Sri Lanka votes for new President

People stand in a line to cast their vote during the presidential election in Colombo, Sri Lanka November 16, 2019. (REUTERS)

Sri Lankans voted Saturday to choose a new president amid multiple poll-related incidents, including an attack on the minority Muslim voters, in an election that will decide the future of the country that struggles with security challenges after the Easter Sunday bombings and increasing political polarisation.

A record 35 candidates are vying for the top post at the election with the main contenders being former wartime defence secretary Gotabaya Rajapaksa, 70, and the ruling party candidate Sajith Premadasa, 52. Anura Kumara Dissanayake from the National People’s Power (NPP) coalition is also a strong candidate.

Polls opened at 7 am local time and would close at 5 pm with some 12,845 polling stations being set up throughout the country for 15.9 million voters, who will choose a successor to President Maithripala Sirisena.

This election will make record as the election with the largest number of polling stations and the longest 26-inch ballot paper.

The counting will start soon after the end of voting. The first results are expected after midnight, officials said. The final results will come on Monday.

The election is taking place nearly seven months after homegrown radicals pledging loyalty to the Islamic State terror group detonated suicide bombs at three churches and three posh hotels, killing 269 people, seriously hitting the tourism industry, one of the main forex earning sectors of the country.

Around 400,000 election officials have been placed on duty and over 60,000 police personnel and over 8,000 Civil Defence Force (CDF) personnel deployed to maintain law and order.

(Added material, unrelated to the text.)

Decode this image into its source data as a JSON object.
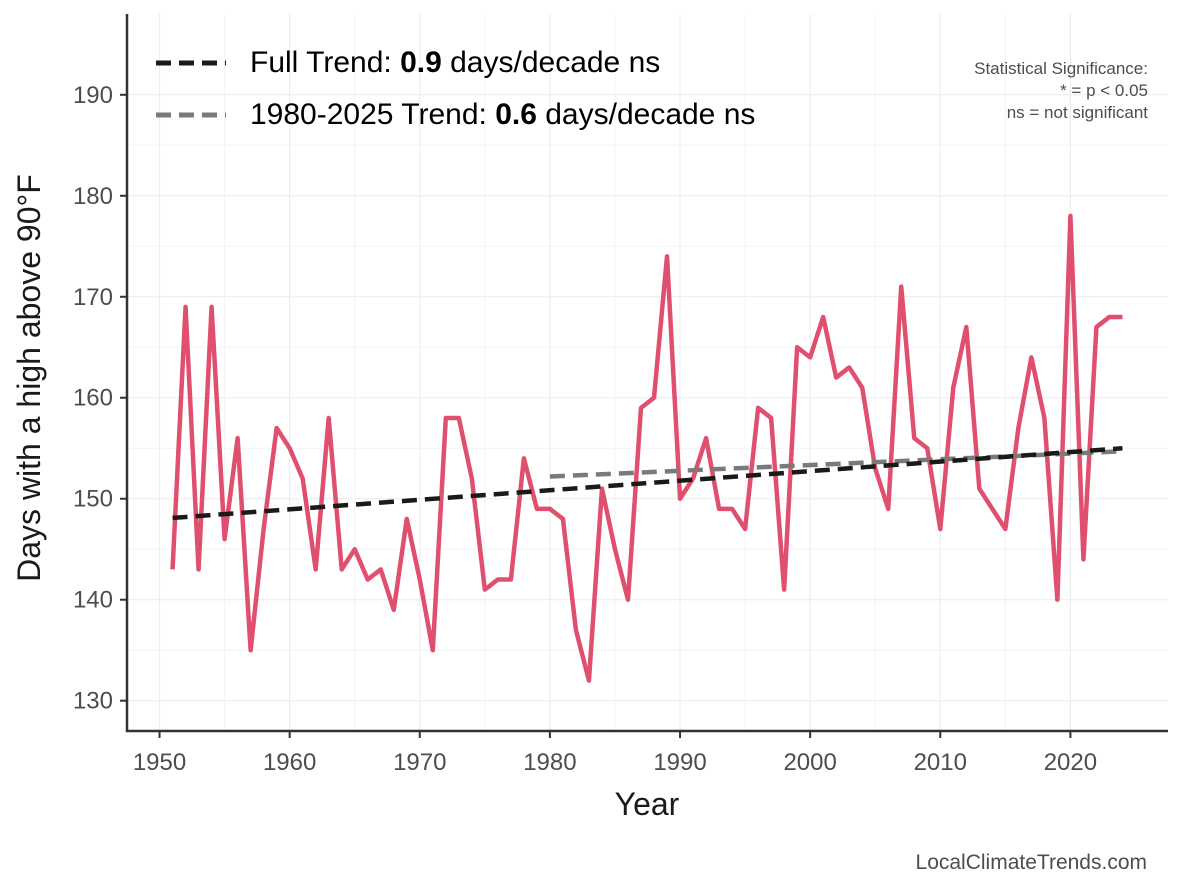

Despite tight security, multiple election-related incidents were reported around the country just before voting began and during voting, election monitors and the Police said.

The Centre for Monitoring Election Violence (CMEV) said that unidentified gunmen attacked a convoy of buses carrying Muslim voters from north-western Puttalam district to the northeastern region of Mannar where they were registered to vote. No casualties were reported.

The CMEV also reported multiple incidents of attempts to influence voters at several locations. There were also reports of voters at polling centres in Buddhist temple being influenced to vote in particular ways by monks tying (sacred) pirith strings.

Some concerns were raised over alleged set up of military road blockades in the north. Tamils saw it as an intimidatory tactic to prevent them from voting. However, the police said the Army was asked to withdraw with adequate deployment of police personnel.

The Army, however, insisted that there was no move to block voters in the North by placing new roadblocks. The Army said that no new roadblocks were placed in Jaffna and that the roadblocks over which some concerns were raised were placed after the Easter Sunday attacks.

Local and foreign election observers are on duty with European Union and Commonwealth observers manning selected areas.

European Union election observers are gathering information on incidents related to the Presidential election.

The Chief Observer of the European Union Election Observer Mission (EU EOM) Marisa Matias told reporters that the EU EOM will gather information from their observers around the country and present its findings on Monday.

The EU has a long history of accompanying the electoral process in Sri Lanka and has deployed EOMs on five previous occasions, the last in 2015, which the EU says reflects the EU’s long-term commitment and partnership with Sri Lanka.

The two front runners Premadasa and Rajapaksa voted in their respective home districts, Hambantota in the Deep South and near capital Colombo. Sirisena, who is supporting neither candidates, voted in his home district of Polonnaruwa in the north central province.

The candidate who obtains over 50 per cent of the votes will win the presidency. The ballot also allows voters to choose their three top candidates in order of preference, which will determine the winner if no candidate secures over half the first place votes.

Those preferences will be used to tally votes for the top two candidates to decide the winner. Such a process has not happened in previous elections because one candidate has always crossed the 50 per cent mark.

In the election, Premadasa, the ruling United National party (UNP) candidate, banks on his 'man of the commoner' image - a legacy of his father Ranasinghe Premadasa, the country's president between 1989 and 1993 until the LTTE assassinated him in 1993.

Premadasa senior was considered as the "man of the poor". His welfare schemes and his low cost housing programmes had endeared him to the masses.

If Premadasa senior is still remembered and loved for his commoner’s touch, the dark side of his authoritarian rule still lingers. "We still remember his (Premadasa senior) gory era when we saw piles of bodies of youth burning on the roadsides on tyre pyres," Mahinda Rajapaksa, the former President, said at campaign rallies in support of his brother Gotabhaya.

The Rajapaksa senior’s legacy of ending the Tamil separatist war has made him the darling of the Sinhala Buddhist majority.

His younger brother Gotabhaya was his top defence ministry official who supervised the daily military operations against the LTTE. While doing so he acquired a reputation as a ruthlessly efficient administrator.

Gotabhaya, from Sri Lanka People's Front, to his advantage has the image a man who is most trusted to safeguard national security after the Easter Sunday bombings.